What would be your dream creative project?
Sophie: Utopia Goods and The Utopia Goods Hotel is a big fantasy of mine. Imagine Waratahs and flowering gums fabric everywhere, the odd Rock Wallaby motif somewhere, and some bush native flowers taking over a space! And then of course I have my long held ambition to write a long, compelling novel with a gusty female protagonist who finds utopia.
Bruce: Utopia Goods and the possibility of its expansion into international markets. Tokyo has always been an ambition. I love it.
Utopia Goods fabric swatches in the studio. Photo – Lucy Feagins.
What can visitors expect to see in your upcoming pop-up shop-in-shop at Ariel Books?
A custom built installation designed by Bruce featuring our range of beautiful bright fabrics that are used across scarves, soft furnishing and bags. There are a few surprises in store for our visitors.
Your favourite Sydney neighborhood and why?
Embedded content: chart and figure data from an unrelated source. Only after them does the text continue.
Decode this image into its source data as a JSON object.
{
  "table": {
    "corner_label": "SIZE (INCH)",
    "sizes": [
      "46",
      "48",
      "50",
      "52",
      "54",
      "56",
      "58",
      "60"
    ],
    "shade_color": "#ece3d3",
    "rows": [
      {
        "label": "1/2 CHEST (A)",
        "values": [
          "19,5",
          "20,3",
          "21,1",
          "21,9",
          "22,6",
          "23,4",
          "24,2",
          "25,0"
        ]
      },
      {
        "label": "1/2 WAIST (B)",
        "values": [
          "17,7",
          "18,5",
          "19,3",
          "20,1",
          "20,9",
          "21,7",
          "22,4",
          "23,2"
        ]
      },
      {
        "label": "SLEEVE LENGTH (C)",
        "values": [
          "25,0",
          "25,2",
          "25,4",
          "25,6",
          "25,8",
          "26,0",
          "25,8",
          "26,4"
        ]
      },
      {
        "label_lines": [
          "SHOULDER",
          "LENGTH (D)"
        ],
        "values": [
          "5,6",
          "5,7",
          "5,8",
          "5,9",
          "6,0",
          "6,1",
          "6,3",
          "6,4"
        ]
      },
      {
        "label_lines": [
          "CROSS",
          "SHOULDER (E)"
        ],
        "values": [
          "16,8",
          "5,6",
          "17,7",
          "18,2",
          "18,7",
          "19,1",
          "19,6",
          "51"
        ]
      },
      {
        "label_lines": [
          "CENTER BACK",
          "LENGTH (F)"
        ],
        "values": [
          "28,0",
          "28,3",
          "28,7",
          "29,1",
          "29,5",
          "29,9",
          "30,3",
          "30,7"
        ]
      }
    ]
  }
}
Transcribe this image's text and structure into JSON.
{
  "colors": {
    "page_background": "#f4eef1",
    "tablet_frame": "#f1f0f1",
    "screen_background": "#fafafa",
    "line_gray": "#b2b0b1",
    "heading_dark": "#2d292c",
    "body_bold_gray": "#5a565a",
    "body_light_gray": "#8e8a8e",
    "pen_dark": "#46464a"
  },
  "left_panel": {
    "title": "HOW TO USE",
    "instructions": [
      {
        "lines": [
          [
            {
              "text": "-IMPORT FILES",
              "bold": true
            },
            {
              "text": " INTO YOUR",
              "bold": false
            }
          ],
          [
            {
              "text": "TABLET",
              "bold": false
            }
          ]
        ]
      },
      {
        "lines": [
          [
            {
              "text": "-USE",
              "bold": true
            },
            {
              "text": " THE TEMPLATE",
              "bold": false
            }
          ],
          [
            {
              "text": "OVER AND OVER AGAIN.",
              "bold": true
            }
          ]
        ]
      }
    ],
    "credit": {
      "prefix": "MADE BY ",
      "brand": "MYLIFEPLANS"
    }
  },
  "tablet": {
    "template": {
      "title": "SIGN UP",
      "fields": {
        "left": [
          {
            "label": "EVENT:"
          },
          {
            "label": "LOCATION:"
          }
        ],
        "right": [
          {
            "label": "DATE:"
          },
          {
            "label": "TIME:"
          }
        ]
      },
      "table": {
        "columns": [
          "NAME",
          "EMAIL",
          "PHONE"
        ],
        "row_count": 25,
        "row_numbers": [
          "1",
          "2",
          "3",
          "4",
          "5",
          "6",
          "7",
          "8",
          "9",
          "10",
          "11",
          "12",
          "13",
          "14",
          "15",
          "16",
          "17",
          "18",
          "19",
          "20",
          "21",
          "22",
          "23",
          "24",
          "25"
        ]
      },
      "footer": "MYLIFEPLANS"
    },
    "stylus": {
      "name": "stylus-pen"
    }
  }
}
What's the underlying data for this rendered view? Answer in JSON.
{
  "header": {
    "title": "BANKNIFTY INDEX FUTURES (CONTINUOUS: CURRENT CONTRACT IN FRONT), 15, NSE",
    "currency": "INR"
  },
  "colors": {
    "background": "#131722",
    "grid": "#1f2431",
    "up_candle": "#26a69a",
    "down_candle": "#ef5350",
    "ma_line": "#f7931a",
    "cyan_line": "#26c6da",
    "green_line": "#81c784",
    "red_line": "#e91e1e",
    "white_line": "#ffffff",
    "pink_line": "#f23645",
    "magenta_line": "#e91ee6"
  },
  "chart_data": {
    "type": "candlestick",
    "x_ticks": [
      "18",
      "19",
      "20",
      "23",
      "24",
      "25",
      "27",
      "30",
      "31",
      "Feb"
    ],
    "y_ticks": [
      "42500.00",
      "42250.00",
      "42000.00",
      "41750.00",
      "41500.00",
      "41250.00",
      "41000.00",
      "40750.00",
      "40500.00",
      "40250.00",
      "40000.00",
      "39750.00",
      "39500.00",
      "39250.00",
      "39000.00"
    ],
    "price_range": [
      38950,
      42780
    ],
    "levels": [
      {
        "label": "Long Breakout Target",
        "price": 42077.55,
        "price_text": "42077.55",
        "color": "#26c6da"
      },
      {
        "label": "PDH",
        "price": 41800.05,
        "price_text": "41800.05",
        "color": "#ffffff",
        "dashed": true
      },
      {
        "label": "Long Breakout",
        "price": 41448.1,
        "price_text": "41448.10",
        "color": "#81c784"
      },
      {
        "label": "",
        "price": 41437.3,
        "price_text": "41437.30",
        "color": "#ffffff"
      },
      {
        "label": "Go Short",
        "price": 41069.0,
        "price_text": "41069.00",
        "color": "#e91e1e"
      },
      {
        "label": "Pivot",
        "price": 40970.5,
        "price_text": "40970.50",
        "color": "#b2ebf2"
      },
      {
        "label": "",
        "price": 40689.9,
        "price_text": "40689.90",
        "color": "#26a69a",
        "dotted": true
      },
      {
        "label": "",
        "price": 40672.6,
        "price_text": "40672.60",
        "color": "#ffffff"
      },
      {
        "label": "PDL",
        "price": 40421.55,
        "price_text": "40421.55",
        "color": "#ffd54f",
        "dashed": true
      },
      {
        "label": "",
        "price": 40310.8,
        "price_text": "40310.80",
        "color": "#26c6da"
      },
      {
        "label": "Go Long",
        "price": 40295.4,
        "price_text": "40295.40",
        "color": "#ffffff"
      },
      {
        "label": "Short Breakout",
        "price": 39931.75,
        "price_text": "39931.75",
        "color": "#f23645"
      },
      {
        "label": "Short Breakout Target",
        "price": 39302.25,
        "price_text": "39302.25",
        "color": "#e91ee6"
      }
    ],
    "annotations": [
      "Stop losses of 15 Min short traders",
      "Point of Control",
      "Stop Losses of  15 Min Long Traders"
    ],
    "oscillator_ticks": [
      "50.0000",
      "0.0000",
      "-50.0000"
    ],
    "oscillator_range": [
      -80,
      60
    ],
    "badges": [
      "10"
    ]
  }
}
Sophie: Cliched I know, but probably Surry Hills. I’ve worked in Surry Hills for nearly twenty years. It feels familiar and I know lots of people in the ‘hood. I like the diversity in the community though there have been many changes in the last 5 years.
Bruce: Another cliché but Bondi. I love the stretch of water between the north and south headlands where you can swim point to point. It’s the best ocean swim in the world.
What and where was the last great meal you ate in Sydney?
Sophie: Some great friends had a birthday lunch for thirty people in a wool shed in the Southern Highlands on Saturday. It was a Utopian ideal. Beautiful food, lush views, bush flowers and great company. It couldn’t have been more Australian both in hospitality, authenticity and design.
Where would we find you on a typical Saturday morning?
Sophie: Coffee, bootcamp or spin class burning some kjs. Then coffee with Bruce and Henri. As low key as possible with the three us together (I must be getting old!).
Bruce: Cycling at 6am to Waterfall then coffee with Sophie and Henri.
Sydney’s best kept secret?
The Goods Line. It’s a new project we’re working on in Ultimo. It’s an historic disused rail
corridor soon to be transformed into Sydney’s own High Line.